Leber’in Herediter Optik Nöropatisi – LHON
Kalıtımsal bir optik sinir hastalığı olan LEBER'İN HEREDİTER OPTİK NÖROPATİSİ (LHON)'de optik sinir hücrelerinde yer alan enerji kaynakları (mitokondriler) yeterli enerji üretememektedirler. Mitokondriler kalıtımsal olarak çok büyük oranda anneden geçtiği için burada hastaların büyük çoğunluğu taşıyıcı annelere sahip erkek hastalardır.
En sık karşılaşılan klinik durumda görme azlığı tipik olarak genç yaşta ve ani olarak ortaya çıkmış, önce bir gözde ve bir süre sonra da diğer gözde ani gelişen görme kaybı olmuştur. Acilen göz doktoruna başvuran hastada önce beyin tümörleri ve santral sinir sistemi hastalıkları akla geldiği için bir süre bu yönde tetkik ve tedavi edilmiş, fakat aradan geçen zaman sürecinde görme artmamıştır. Bu aşamada ayrıntılı nörooftalmolojik değerlendirme ile tanısı konan hastalar çoğunluktadır. Bu hastalarda görme keskinliği kaybı yanında belirgin renk görme kaybı ve görme alanı kaybı olmaktadır.
Ani görme kaybı olan gemç erkek hastada aile öyküsü alınması çok önemlidir. LHON tanısı konan veya ailesinde LHON tanısı bulunan kişilerin ve özellikle bu hastaların hasta olmayan kardeşlerinin kesinlikle tütün ve alkolden uzak durmaları gerekir.
LHON tedavisi güncel olarak klinik ve genetik araştırmaların odağındadır. Bu konuda süregelen araştırmalar güncel tıbbi gelişmeler arasında yer almaktadır. Mitokondrilerdeki enerji üretimini arttıran Kinon analogları ile tedavi edilen hastaların yaklaşık yarısında görme potansiyelinde artış gösterilmiştir. Tedavi potansiyeli, hastanın yaşı ne kadar genç ve görme kaybı ne kadar yeni ise o kadar daha fazla olduğu için hastalar mümkün olan en kısa zamanda tedaviye alınmaktadır. Hücre içi enerji transferini daha da hızlandıracak yeni moleküller ile araştırmalar da ileri aşamadadır. Ayrıca bu hastaların bir kısmı halihazırda Avrupa ve ABD'de bazı merkezlerde yürütülen gen tedavisi araştırmalarına da katılabilmektedirler. Bu araştırmalarda göz içine sağlam gen enjekte edilerek, hatalı genetik yapının tamiri sağlanmaya çalışılmaktadır. Şu ana kadar çok merkezli çalışmalara gönüllü olarak katılmasını sağladığımız hastalara Belçika, İtalya ve ABD’de gen tedavisi uygulanmıştır.
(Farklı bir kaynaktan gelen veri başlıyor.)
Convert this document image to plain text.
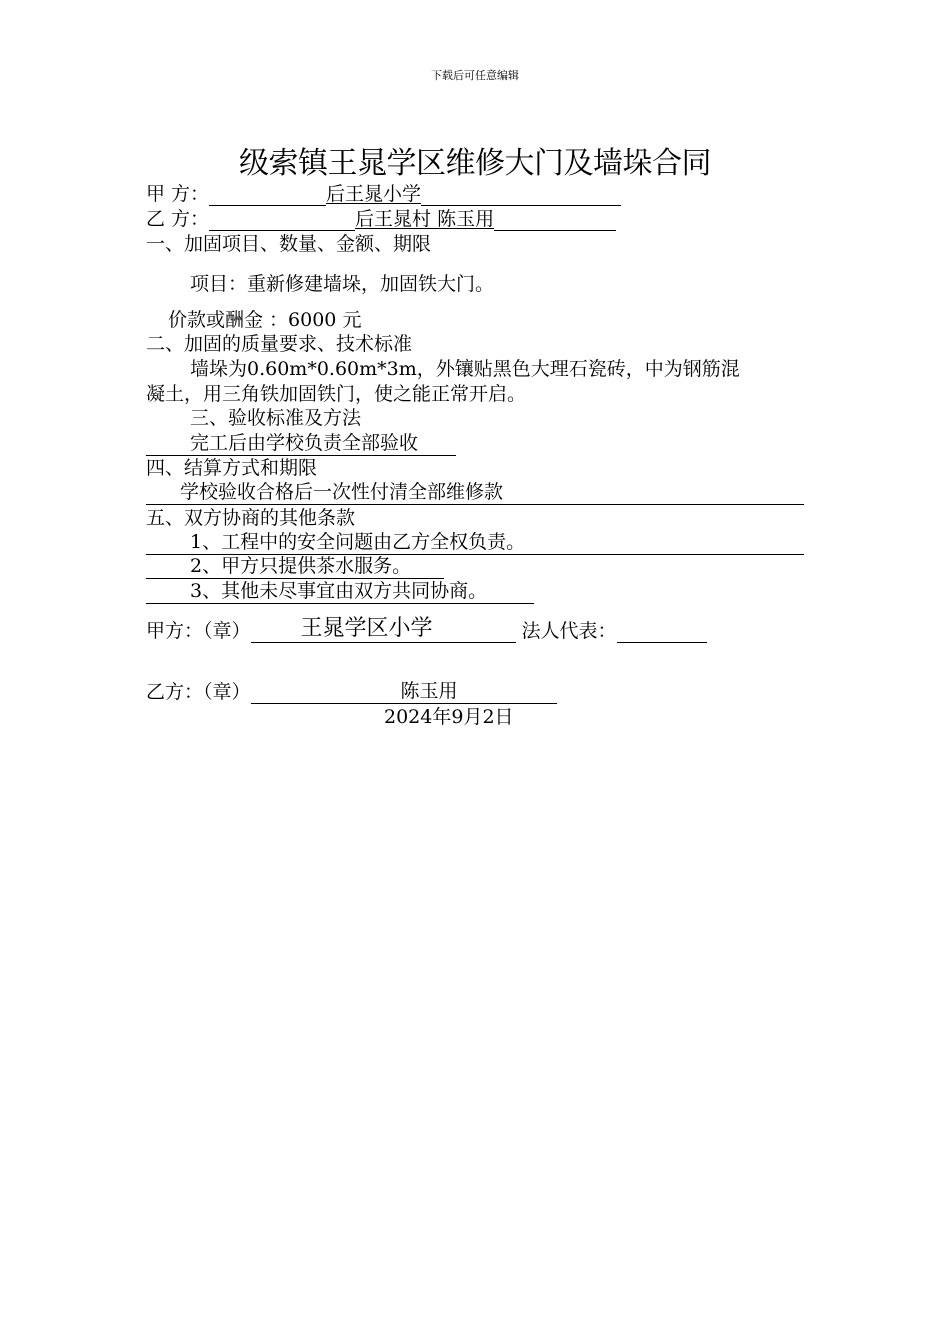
下载后可任意编辑
级索镇王晁学区维修大门及墙垛合同
甲 方：	后王晁小学
乙 方：	后王晁村 陈玉用
一、加固项目、数量、金额、期限
项目：重新修建墙垛，加固铁大门。
价款或酬金 ：6000 元
二、加固的质量要求、技术标准
墙垛为0.60m*0.60m*3m，外镶贴黑色大理石瓷砖，中为钢筋混
凝土，用三角铁加固铁门，使之能正常开启。
三、验收标准及方法
完工后由学校负责全部验收
四、结算方式和期限
学校验收合格后一次性付清全部维修款
五、双方协商的其他条款
1、工程中的安全问题由乙方全权负责。
2、甲方只提供茶水服务。
3、其他未尽事宜由双方共同协商。
甲方：（章） 王晁学区小学	法人代表：
乙方：（章）	陈玉用
2024年9月2日
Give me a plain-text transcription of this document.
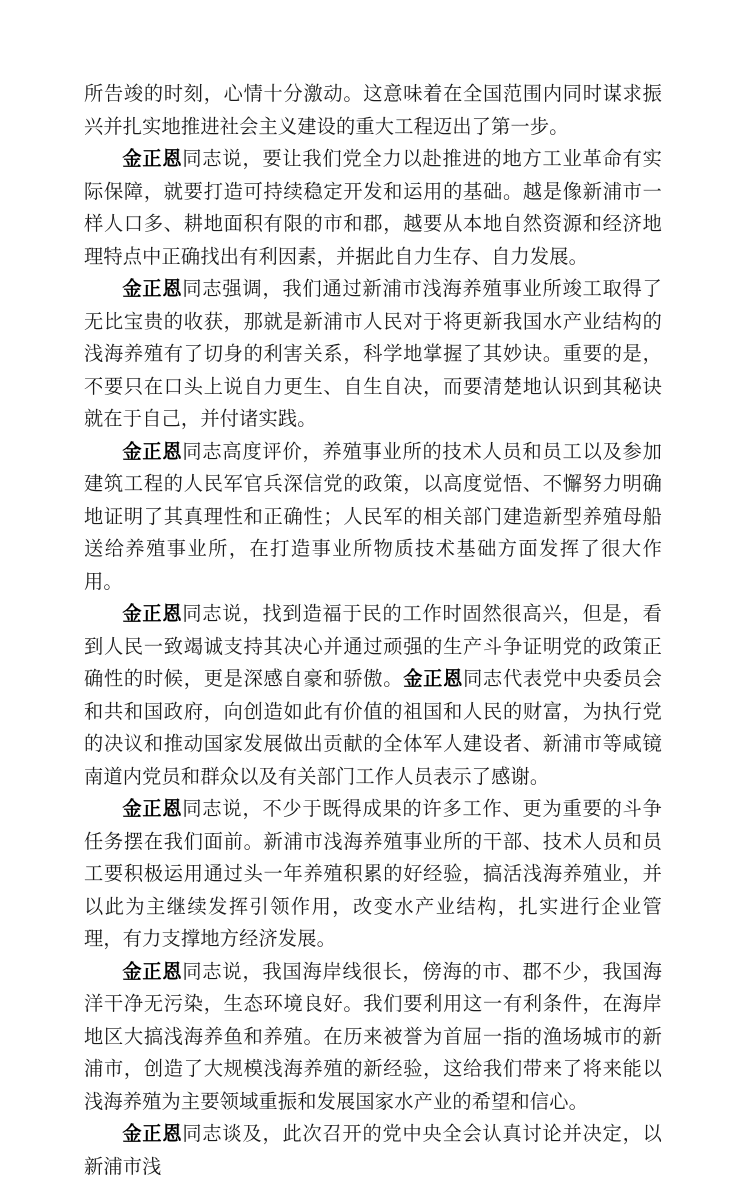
所告竣的时刻，心情十分激动。这意味着在全国范围内同时谋求振兴并扎实地推进社会主义建设的重大工程迈出了第一步。

金正恩同志说，要让我们党全力以赴推进的地方工业革命有实际保障，就要打造可持续稳定开发和运用的基础。越是像新浦市一样人口多、耕地面积有限的市和郡，越要从本地自然资源和经济地理特点中正确找出有利因素，并据此自力生存、自力发展。

金正恩同志强调，我们通过新浦市浅海养殖事业所竣工取得了无比宝贵的收获，那就是新浦市人民对于将更新我国水产业结构的浅海养殖有了切身的利害关系，科学地掌握了其妙诀。重要的是，不要只在口头上说自力更生、自生自决，而要清楚地认识到其秘诀就在于自己，并付诸实践。

金正恩同志高度评价，养殖事业所的技术人员和员工以及参加建筑工程的人民军官兵深信党的政策，以高度觉悟、不懈努力明确地证明了其真理性和正确性；人民军的相关部门建造新型养殖母船送给养殖事业所，在打造事业所物质技术基础方面发挥了很大作用。

金正恩同志说，找到造福于民的工作时固然很高兴，但是，看到人民一致竭诚支持其决心并通过顽强的生产斗争证明党的政策正确性的时候，更是深感自豪和骄傲。金正恩同志代表党中央委员会和共和国政府，向创造如此有价值的祖国和人民的财富，为执行党的决议和推动国家发展做出贡献的全体军人建设者、新浦市等咸镜南道内党员和群众以及有关部门工作人员表示了感谢。

金正恩同志说，不少于既得成果的许多工作、更为重要的斗争任务摆在我们面前。新浦市浅海养殖事业所的干部、技术人员和员工要积极运用通过头一年养殖积累的好经验，搞活浅海养殖业，并以此为主继续发挥引领作用，改变水产业结构，扎实进行企业管理，有力支撑地方经济发展。

金正恩同志说，我国海岸线很长，傍海的市、郡不少，我国海洋干净无污染，生态环境良好。我们要利用这一有利条件，在海岸地区大搞浅海养鱼和养殖。在历来被誉为首屈一指的渔场城市的新浦市，创造了大规模浅海养殖的新经验，这给我们带来了将来能以浅海养殖为主要领域重振和发展国家水产业的希望和信心。

金正恩同志谈及，此次召开的党中央全会认真讨论并决定，以新浦市浅
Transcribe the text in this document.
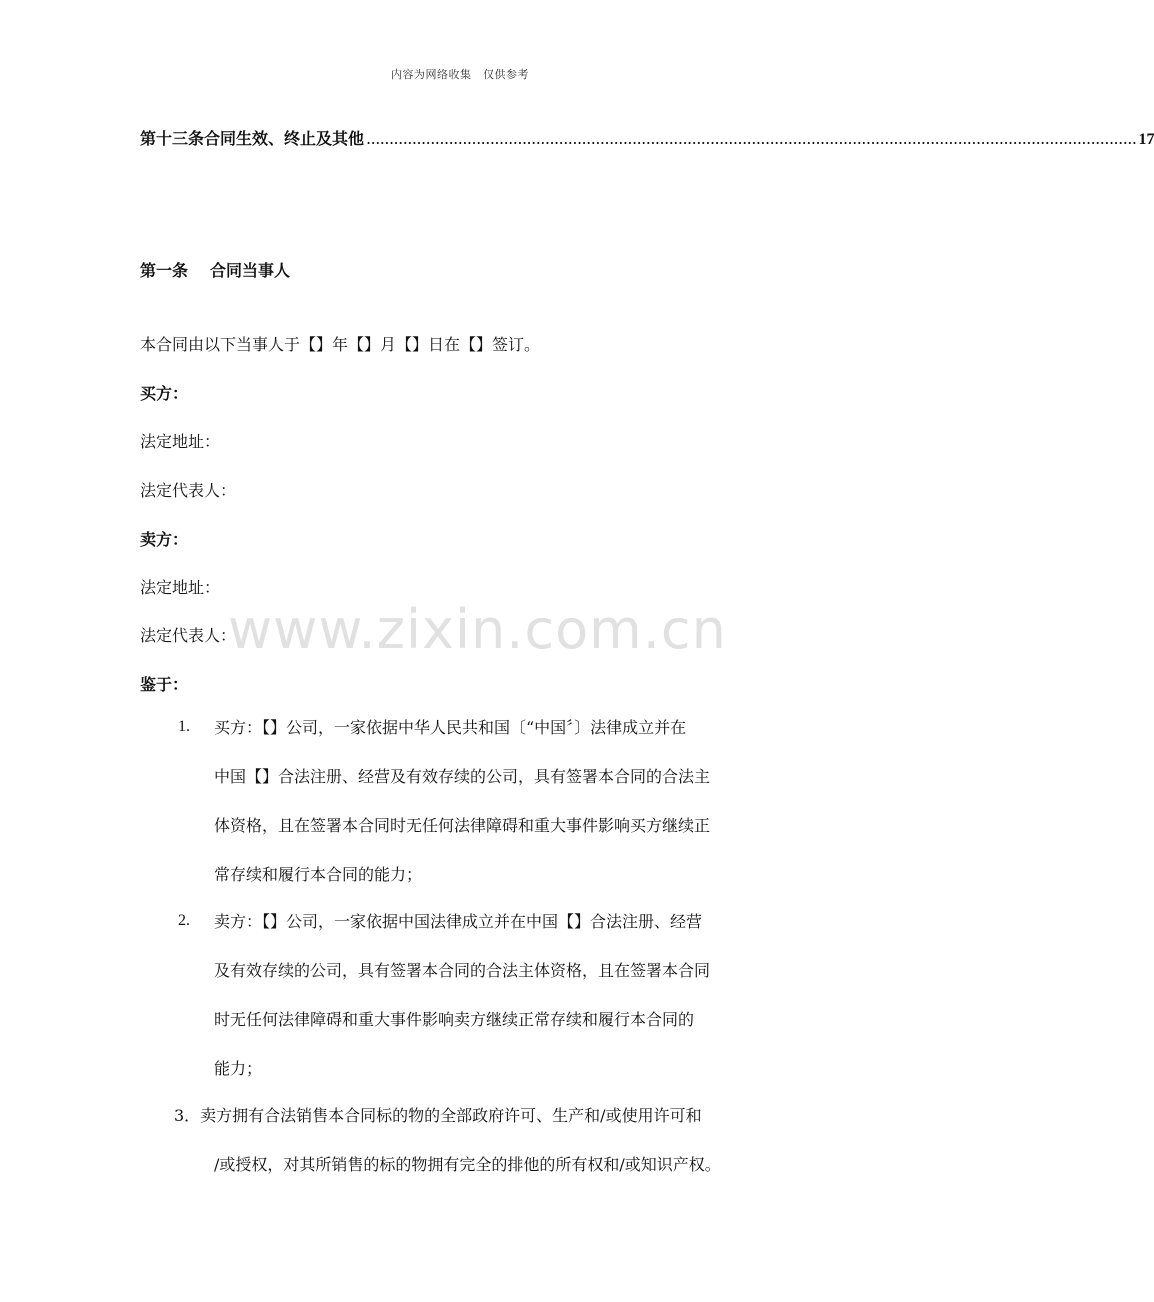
内容为网络收集　仅供参考
第十三条合同生效、终止及其他 ........................................................................................................................................................................ 17
第一条 合同当事人
本合同由以下当事人于【】年【】月【】日在【】签订。
买方：
法定地址：
法定代表人：
卖方：
法定地址：
法定代表人：
鉴于：
1. 买方：【】公司，一家依据中华人民共和国〔“中国〞〕法律成立并在
中国【】合法注册、经营及有效存续的公司，具有签署本合同的合法主
体资格，且在签署本合同时无任何法律障碍和重大事件影响买方继续正
常存续和履行本合同的能力；
2. 卖方：【】公司，一家依据中国法律成立并在中国【】合法注册、经营
及有效存续的公司，具有签署本合同的合法主体资格，且在签署本合同
时无任何法律障碍和重大事件影响卖方继续正常存续和履行本合同的
能力；
3．卖方拥有合法销售本合同标的物的全部政府许可、生产和/或使用许可和
/或授权，对其所销售的标的物拥有完全的排他的所有权和/或知识产权。
www.zixin.com.cn
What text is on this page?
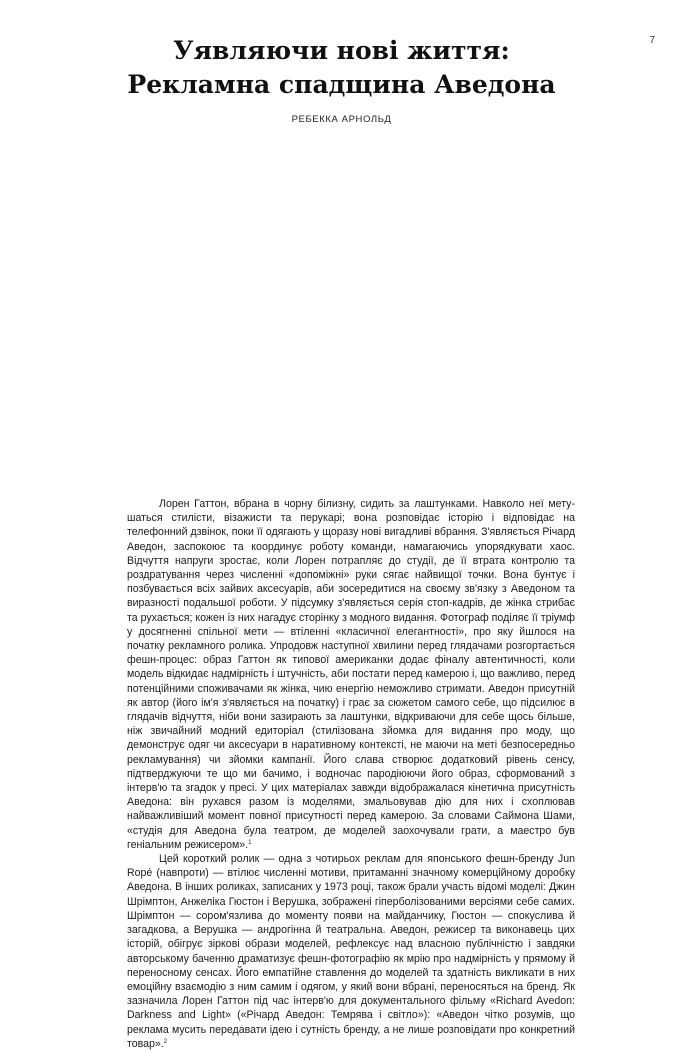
7
Уявляючи нові життя:
Рекламна спадщина Аведона
РЕБЕККА АРНОЛЬД

Лорен Гаттон, вбрана в чорну білизну, сидить за лаштунками. Навколо неї метушаться стилісти, візажисти та перукарі; вона розповідає історію і відповідає на телефонний дзвінок, поки її одягають у щоразу нові вигадливі вбрання. З'являється Річард Аведон, заспокоює та координує роботу команди, намагаючись упорядкувати хаос. Відчуття напруги зростає, коли Лорен потрапляє до студії, де її втрата контролю та роздратування через численні «допоміжні» руки сягає найвищої точки. Вона бунтує і позбувається всіх зайвих аксесуарів, аби зосередитися на своєму зв'язку з Аведоном та виразності подальшої роботи. У підсумку з'являється серія стоп-кадрів, де жінка стрибає та рухається; кожен із них нагадує сторінку з модного видання. Фотограф поділяє її тріумф у досягненні спільної мети — втіленні «класичної елегантності», про яку йшлося на початку рекламного ролика. Упродовж наступної хвилини перед глядачами розгортається фешн-процес: образ Гаттон як типової американки додає фіналу автентичності, коли модель відкидає надмірність і штучність, аби постати перед камерою і, що важливо, перед потенційними споживачами як жінка, чию енергію неможливо стримати. Аведон присутній як автор (його ім'я з'являється на початку) і грає за сюжетом самого себе, що підсилює в глядачів відчуття, ніби вони зазирають за лаштунки, відкриваючи для себе щось більше, ніж звичайний модний едиторіал (стилізована зйомка для видання про моду, що демонструє одяг чи аксесуари в наративному контексті, не маючи на меті безпосередньо рекламування) чи зйомки кампанії. Його слава створює додатковий рівень сенсу, підтверджуючи те що ми бачимо, і водночас пародіюючи його образ, сформований з інтерв'ю та згадок у пресі. У цих матеріалах завжди відображалася кінетична присутність Аведона: він рухався разом із моделями, змальовував дію для них і схоплював найважливіший момент повної присутності перед камерою. За словами Саймона Шами, «студія для Аведона була театром, де моделей заохочували грати, а маестро був геніальним режисером».$^1$

Цей короткий ролик — одна з чотирьох реклам для японського фешн-бренду Jun Ropé (навпроти) — втілює численні мотиви, притаманні значному комерційному доробку Аведона. В інших роликах, записаних у 1973 році, також брали участь відомі моделі: Джин Шрімптон, Анжеліка Гюстон і Верушка, зображені гіперболізованими версіями себе самих. Шрімптон — сором'язлива до моменту появи на майданчику, Гюстон — спокуслива й загадкова, а Верушка — андрогінна й театральна. Аведон, режисер та виконавець цих історій, обігрує зіркові образи моделей, рефлексує над власною публічністю і завдяки авторському баченню драматизує фешн-фотографію як мрію про надмірність у прямому й переносному сенсах. Його емпатійне ставлення до моделей та здатність викликати в них емоційну взаємодію з ним самим і одягом, у який вони вбрані, переносяться на бренд. Як зазначила Лорен Гаттон під час інтерв'ю для документального фільму «Richard Avedon: Darkness and Light» («Річард Аведон: Темрява і світло»): «Аведон чітко розумів, що реклама мусить передавати ідею і сутність бренду, а не лише розповідати про конкретний товар».$^2$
Kalıtımsal optik nöropatilere bağlı görme kayıplarının tedavisinde henüz emekleme dönemindeyiz. Hasta sayısını azaltmak için özellikle akraba evliliklerinin önlenmesi, genetik danışma verilmesi, tütün ve alkol kullanımının azaltılması gerekir. Görme kaybı ile başvuran hastalarda kalıtımsal özelliklerin akla gelmesi ve gerekli tetkiklerinin zaman kaybetmeden yapılarak tanılarının konulması, tedaviye erken başlanabilmesi için büyük önem taşımaktadır. Ülkemizde bu gibi hastaların sayısını azaltmak için farkındalık yaratmamız, mevcut hastalarımızı güncel gelişmelerden haberdar etmemiz ve takip etmemiz gerekmektedir.